La montée des eaux à Ouvéa met en péril l’île et ses habitants © Guillaume Terrien

La transition vers une économie responsable 

L’usage de la technologie au service de la préservation d’éco-systèmes uniques et fragiles et d’une transformation numérique dans un monde écologique, voilà le chemin à suivre pour créer une économie alternative à celle du nickel et positionner la Nouvelle-Calédonie comme un acteur écologique et économique incontournable ! Car n’en doutons pas : l’économie capitaliste dans son fonctionnement actuel agit comme l’un des principaux facteurs de destruction de ce paradis français aux confins du Pacifique. Ici, les problèmes écologiques sont les mêmes qu’ailleurs mais ils sont bien plus visibles. 

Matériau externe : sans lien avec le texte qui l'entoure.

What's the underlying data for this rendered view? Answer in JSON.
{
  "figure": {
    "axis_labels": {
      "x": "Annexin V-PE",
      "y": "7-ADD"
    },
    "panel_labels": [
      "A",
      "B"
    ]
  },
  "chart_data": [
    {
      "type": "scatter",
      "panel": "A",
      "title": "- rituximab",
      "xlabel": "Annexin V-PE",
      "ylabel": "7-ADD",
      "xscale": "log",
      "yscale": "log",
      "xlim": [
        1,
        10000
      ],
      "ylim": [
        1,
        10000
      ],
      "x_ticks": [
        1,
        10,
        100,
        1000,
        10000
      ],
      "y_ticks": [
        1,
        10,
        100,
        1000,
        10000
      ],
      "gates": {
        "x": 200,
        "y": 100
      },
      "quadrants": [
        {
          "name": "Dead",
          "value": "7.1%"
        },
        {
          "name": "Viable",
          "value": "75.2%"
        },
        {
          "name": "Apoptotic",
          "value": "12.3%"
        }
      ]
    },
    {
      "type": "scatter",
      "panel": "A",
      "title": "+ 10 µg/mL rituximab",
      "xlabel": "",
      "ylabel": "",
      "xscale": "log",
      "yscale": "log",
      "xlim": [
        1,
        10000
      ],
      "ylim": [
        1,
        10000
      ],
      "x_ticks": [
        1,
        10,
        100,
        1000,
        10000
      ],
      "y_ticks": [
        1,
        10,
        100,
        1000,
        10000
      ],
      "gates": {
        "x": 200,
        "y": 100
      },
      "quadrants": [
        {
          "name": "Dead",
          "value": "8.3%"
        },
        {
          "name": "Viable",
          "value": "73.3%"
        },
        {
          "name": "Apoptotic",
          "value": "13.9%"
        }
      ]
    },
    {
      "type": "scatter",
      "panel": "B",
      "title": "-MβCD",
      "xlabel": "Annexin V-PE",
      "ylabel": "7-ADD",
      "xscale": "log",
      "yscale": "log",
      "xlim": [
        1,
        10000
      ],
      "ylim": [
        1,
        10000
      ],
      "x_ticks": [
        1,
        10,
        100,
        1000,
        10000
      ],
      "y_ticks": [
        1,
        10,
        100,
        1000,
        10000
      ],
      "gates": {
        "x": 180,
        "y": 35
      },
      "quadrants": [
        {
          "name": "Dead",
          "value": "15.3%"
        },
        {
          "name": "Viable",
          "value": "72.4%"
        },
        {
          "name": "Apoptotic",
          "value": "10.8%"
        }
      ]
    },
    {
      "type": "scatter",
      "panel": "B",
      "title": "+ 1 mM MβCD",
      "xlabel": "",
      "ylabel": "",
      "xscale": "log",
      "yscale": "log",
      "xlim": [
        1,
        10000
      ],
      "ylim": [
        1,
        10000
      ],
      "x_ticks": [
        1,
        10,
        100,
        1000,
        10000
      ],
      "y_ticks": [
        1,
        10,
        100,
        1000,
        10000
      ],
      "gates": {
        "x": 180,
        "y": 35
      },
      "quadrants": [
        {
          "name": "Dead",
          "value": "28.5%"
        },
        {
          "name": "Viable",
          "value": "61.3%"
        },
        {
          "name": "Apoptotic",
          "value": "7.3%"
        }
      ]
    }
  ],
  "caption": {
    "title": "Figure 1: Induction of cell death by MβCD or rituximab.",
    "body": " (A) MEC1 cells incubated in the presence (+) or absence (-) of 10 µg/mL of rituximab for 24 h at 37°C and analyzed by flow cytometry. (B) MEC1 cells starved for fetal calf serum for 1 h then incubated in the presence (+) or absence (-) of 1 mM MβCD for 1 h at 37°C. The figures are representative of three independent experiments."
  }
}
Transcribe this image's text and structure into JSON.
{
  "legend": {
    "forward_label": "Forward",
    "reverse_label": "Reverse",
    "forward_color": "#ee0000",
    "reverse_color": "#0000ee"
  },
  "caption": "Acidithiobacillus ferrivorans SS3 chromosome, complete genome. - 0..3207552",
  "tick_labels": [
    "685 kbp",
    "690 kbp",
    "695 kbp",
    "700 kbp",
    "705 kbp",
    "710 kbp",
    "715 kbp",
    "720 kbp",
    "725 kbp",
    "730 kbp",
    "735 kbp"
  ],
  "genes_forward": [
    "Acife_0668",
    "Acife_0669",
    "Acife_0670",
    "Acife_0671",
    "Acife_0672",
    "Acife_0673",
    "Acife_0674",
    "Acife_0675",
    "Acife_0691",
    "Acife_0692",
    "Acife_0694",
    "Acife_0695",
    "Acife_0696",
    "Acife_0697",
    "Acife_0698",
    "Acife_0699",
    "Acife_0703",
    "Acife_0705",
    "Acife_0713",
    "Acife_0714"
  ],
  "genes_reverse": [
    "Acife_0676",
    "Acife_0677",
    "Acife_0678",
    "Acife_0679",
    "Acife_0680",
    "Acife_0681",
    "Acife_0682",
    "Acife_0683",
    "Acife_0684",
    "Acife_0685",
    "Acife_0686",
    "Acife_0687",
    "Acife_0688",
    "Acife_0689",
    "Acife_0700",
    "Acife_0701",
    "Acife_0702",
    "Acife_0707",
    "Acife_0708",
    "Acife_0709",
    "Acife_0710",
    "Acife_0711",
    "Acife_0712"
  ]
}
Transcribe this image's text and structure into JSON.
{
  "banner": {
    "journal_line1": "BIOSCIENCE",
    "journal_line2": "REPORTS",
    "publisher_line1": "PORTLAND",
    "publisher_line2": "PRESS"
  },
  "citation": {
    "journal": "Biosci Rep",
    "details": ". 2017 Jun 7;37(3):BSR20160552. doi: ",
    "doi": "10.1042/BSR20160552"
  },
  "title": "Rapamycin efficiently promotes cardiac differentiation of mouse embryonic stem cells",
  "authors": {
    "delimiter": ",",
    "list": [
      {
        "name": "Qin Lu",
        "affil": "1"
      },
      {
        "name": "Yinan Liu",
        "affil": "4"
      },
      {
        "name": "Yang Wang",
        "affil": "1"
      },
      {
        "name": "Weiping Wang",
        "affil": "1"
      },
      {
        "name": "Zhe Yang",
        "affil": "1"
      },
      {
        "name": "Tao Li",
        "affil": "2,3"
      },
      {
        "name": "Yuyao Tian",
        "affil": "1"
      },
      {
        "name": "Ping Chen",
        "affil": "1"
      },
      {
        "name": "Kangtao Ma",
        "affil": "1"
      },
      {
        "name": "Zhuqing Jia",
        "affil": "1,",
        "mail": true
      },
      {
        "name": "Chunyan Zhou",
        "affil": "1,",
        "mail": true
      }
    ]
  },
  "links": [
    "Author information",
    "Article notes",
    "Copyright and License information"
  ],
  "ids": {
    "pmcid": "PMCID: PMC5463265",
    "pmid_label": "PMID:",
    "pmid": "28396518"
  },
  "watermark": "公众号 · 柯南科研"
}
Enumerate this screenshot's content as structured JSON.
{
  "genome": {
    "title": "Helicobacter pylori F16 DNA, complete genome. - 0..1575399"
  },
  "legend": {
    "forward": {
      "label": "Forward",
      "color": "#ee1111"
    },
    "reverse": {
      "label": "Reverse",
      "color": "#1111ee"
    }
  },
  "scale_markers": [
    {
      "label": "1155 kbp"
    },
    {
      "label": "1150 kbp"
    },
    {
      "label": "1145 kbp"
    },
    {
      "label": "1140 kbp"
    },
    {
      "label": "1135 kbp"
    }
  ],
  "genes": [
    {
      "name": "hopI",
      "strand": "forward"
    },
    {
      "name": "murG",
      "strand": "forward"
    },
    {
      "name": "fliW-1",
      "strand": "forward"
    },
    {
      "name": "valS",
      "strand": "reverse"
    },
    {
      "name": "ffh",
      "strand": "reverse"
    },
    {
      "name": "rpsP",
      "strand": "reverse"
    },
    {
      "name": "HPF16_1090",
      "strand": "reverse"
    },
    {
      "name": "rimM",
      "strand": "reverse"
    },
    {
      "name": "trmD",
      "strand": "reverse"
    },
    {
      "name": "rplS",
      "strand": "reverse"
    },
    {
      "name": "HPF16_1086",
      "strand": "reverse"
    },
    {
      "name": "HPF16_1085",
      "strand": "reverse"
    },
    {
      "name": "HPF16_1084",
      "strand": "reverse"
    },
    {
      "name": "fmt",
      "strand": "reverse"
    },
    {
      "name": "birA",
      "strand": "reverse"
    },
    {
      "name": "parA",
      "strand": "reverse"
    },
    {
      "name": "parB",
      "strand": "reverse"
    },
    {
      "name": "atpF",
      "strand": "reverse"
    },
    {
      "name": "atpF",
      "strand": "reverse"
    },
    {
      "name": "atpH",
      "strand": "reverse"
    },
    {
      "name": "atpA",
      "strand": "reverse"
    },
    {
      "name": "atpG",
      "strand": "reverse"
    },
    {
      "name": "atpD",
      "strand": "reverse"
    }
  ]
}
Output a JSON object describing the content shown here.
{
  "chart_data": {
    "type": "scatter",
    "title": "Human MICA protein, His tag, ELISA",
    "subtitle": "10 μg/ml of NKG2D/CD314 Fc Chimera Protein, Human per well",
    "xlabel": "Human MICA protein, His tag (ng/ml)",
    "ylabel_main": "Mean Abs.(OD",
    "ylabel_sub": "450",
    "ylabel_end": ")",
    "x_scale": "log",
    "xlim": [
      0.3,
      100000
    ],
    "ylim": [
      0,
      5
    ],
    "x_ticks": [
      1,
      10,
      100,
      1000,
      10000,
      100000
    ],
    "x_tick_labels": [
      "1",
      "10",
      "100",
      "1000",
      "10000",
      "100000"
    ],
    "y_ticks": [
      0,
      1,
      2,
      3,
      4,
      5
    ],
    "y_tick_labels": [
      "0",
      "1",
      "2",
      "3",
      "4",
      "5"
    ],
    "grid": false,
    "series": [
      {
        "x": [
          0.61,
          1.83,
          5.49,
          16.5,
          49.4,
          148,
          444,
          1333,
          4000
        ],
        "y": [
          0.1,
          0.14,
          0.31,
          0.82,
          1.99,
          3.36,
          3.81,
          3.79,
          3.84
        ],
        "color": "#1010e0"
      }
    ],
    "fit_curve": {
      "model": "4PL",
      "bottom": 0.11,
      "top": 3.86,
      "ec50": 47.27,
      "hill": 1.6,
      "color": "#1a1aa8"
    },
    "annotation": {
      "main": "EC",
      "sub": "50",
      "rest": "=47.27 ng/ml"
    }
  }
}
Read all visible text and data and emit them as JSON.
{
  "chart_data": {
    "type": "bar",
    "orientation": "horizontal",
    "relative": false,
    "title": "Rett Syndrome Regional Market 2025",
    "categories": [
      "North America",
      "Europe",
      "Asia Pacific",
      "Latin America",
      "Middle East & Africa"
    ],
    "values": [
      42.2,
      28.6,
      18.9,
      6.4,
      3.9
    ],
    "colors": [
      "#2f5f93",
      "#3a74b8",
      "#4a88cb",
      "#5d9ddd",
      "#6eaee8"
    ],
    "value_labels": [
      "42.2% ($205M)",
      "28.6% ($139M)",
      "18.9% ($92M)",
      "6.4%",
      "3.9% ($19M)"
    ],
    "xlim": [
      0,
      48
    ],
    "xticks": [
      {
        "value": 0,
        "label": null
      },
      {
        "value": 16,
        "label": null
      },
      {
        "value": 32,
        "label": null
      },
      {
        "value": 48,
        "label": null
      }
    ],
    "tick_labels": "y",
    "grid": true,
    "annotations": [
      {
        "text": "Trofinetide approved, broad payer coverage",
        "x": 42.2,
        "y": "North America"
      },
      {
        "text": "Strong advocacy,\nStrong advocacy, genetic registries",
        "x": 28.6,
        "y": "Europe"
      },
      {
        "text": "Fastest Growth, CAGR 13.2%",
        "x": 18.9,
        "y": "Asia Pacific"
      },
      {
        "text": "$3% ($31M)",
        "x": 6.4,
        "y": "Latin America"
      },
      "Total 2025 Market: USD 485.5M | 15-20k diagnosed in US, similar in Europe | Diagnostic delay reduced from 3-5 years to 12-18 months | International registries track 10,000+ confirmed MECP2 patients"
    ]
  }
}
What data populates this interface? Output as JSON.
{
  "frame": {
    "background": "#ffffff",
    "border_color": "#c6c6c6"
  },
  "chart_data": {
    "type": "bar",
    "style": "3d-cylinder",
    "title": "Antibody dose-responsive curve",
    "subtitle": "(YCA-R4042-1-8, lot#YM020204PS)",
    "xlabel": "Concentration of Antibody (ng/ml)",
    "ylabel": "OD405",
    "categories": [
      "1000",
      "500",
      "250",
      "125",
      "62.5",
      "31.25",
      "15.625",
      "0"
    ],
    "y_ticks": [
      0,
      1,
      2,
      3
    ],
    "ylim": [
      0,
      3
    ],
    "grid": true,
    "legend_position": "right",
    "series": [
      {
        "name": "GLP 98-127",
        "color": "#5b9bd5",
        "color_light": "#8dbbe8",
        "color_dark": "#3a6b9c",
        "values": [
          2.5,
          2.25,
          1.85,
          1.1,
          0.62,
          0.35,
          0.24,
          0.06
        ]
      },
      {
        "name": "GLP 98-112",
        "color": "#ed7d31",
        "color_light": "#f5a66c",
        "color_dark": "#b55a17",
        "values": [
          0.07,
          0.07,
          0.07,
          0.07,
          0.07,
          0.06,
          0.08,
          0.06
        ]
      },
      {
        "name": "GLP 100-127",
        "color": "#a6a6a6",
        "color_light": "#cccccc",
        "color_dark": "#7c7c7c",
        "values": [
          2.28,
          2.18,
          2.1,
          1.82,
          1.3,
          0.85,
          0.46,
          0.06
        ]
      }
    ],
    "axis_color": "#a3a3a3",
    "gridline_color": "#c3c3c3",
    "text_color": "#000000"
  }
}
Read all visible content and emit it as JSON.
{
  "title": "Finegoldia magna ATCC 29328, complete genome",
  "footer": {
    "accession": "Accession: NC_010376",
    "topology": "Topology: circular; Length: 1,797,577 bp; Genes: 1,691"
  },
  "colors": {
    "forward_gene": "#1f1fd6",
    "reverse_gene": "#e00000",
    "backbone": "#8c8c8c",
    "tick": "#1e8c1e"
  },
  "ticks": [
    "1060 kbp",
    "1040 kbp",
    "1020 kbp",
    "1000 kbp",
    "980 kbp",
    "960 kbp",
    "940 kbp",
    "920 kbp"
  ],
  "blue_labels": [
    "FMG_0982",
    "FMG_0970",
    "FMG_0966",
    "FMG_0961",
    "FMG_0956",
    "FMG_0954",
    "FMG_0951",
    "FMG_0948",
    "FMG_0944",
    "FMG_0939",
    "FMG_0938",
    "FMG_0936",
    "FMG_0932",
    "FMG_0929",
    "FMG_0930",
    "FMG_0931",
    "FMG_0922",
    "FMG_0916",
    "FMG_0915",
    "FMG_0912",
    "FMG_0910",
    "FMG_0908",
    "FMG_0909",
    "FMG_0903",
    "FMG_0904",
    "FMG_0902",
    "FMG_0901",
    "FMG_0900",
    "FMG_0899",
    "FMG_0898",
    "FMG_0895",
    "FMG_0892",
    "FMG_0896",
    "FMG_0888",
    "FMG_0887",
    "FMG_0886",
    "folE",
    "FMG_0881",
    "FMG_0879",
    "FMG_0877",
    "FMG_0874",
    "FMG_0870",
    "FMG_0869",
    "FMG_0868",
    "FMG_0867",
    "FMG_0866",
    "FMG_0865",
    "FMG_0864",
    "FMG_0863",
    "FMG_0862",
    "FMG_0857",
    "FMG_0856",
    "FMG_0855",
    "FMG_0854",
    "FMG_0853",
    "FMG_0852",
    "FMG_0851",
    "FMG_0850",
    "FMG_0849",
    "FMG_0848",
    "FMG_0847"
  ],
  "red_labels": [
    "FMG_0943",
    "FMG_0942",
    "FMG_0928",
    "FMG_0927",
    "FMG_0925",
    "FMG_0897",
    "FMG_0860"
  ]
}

Antoine, un guide local originaire d’Ouvéa, m’a montré une dizaine de bâtons plantés dans l’eau de son île à quelques mètres les uns des autres et il m’a déclaré : « tu vois, ces bâtons-là, plantés dans l’eau ? Et bien ce sont les marques dont on se sert pour évaluer, chaque année, la montée de l’océan ». À ce rythme-là, les îles Loyauté et leurs tribus centenaires n’ont plus que quelques décennies à vivre ! L’urgence d’une transformation numérique basée sur la préservation de l’environnement est une réalité calédonienne autant qu’elle l’est pour le reste du monde. Reste à savoir si la Nouvelle-Calédonie saura devenir la locomotive et l’inspiration qui entraînera à sa suite d’autres contrées. Croisons les doigts !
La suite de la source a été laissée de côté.